Jakarta (Indonesia Window) – Pemerintah menargetkan penurunan emisi gas rumah kaca sebesar 314 juta ton karbondioksida hingga tahun 2030 dengan perkiraan biaya sebesar 3.500 triliun rupiah.
“Pembangkit listrik energi baru dan terbarukan diharapkan berkontribusi menurunkan emisi gas rumah kaca sebesar 156,6 juta ton karbondioksida (atau 49,8 persen dari total aksi mitigasi sektor energi dengan kebutuhan investasi sebesar 1.690 triliun rupiah,” ujar Direktur Panas Bumi Direktorat Jenderal Energi Baru Terbarukkan dan Konservasi Energi (EBT) pada Kementerian Energi dan Sumber Daya Mineral (ESDM), Ida Nuryatin Finahari, pada webinar Manfaat Pembangungan Proyek Pembangkit Tenaga Listrik Panas Bumi (PLTP) Dieng 2 (55 megawatt) dan Patuha 2 (55 megawatt) pada Rabu (19/8).
Sesuai dengan ratifikasi Paris Agreement pada Conference on Parties (COP) 22 di Morocco pada bulan November 2016, Indonesia berkomitmen untuk mengurasi emisi gas rumah kaca hingga sebesar 29 persen tahun 2030 dengan usaha sendiri, dan 41 persen dengan dukungan internasional.
Ida menambahkan, menahan kenaikan suhu rata-rata global di bawah 2 derajat Celsius di atas tingkat pra-industrialisasi dan menekan kenaikan suhu global ke 1,5 derajat Celsius di atas tingkat pra-industrialisasi akan diselaraskan dengan bauran EBT sebesar 23 persen pada 2025.
“Sebagai salah satu usaha dalam mencapai target Kebijakan Energi Nasional, hingga semester pertama tahun 2020 Indonesia telah memiliki 10,4 gigawatt (GW) pembangkit listrik terpasang berbasis EBT. Jumlah tersebut didominasi oleh energi hidro dengan komposisi sekitar 6,07 GW, diikuti oleh energi panas bumi sebesar 2,13 GW,” jelas Ida.
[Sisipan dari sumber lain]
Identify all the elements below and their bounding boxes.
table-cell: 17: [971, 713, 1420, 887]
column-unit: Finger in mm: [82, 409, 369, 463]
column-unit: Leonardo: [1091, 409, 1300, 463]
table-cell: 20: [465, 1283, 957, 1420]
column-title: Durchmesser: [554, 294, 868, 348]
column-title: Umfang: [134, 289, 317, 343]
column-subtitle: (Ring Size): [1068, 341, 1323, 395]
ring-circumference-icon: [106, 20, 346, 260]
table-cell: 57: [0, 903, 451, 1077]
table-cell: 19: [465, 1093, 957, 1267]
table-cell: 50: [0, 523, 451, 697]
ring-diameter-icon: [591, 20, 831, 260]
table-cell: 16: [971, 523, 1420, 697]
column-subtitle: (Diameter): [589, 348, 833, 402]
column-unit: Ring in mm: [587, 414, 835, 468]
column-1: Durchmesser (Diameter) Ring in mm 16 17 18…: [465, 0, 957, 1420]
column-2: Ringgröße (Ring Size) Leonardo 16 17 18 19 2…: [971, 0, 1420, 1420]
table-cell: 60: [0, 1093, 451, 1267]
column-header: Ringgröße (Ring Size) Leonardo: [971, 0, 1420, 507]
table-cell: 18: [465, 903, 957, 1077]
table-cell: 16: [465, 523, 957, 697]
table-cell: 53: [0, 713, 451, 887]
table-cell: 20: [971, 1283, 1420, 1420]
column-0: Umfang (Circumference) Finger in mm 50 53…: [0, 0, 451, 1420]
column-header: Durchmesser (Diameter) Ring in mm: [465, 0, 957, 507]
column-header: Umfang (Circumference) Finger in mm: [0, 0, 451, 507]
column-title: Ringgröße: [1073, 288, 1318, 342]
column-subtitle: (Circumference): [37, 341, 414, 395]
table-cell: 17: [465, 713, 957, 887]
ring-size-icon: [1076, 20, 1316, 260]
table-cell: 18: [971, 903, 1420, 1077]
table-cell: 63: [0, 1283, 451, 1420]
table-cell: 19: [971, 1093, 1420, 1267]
Pasokan energi primer Indonesia saat ini masih didominasi oleh energi fosil, sebesar sekitar 90 persen didominasi oleh batu bara (37,15 persen), gas (33,58 persen), dan minyak bumi.
Sementara itu, komposisi EBT dalam pembangkit listrik hanya sekitar 9,15 persen.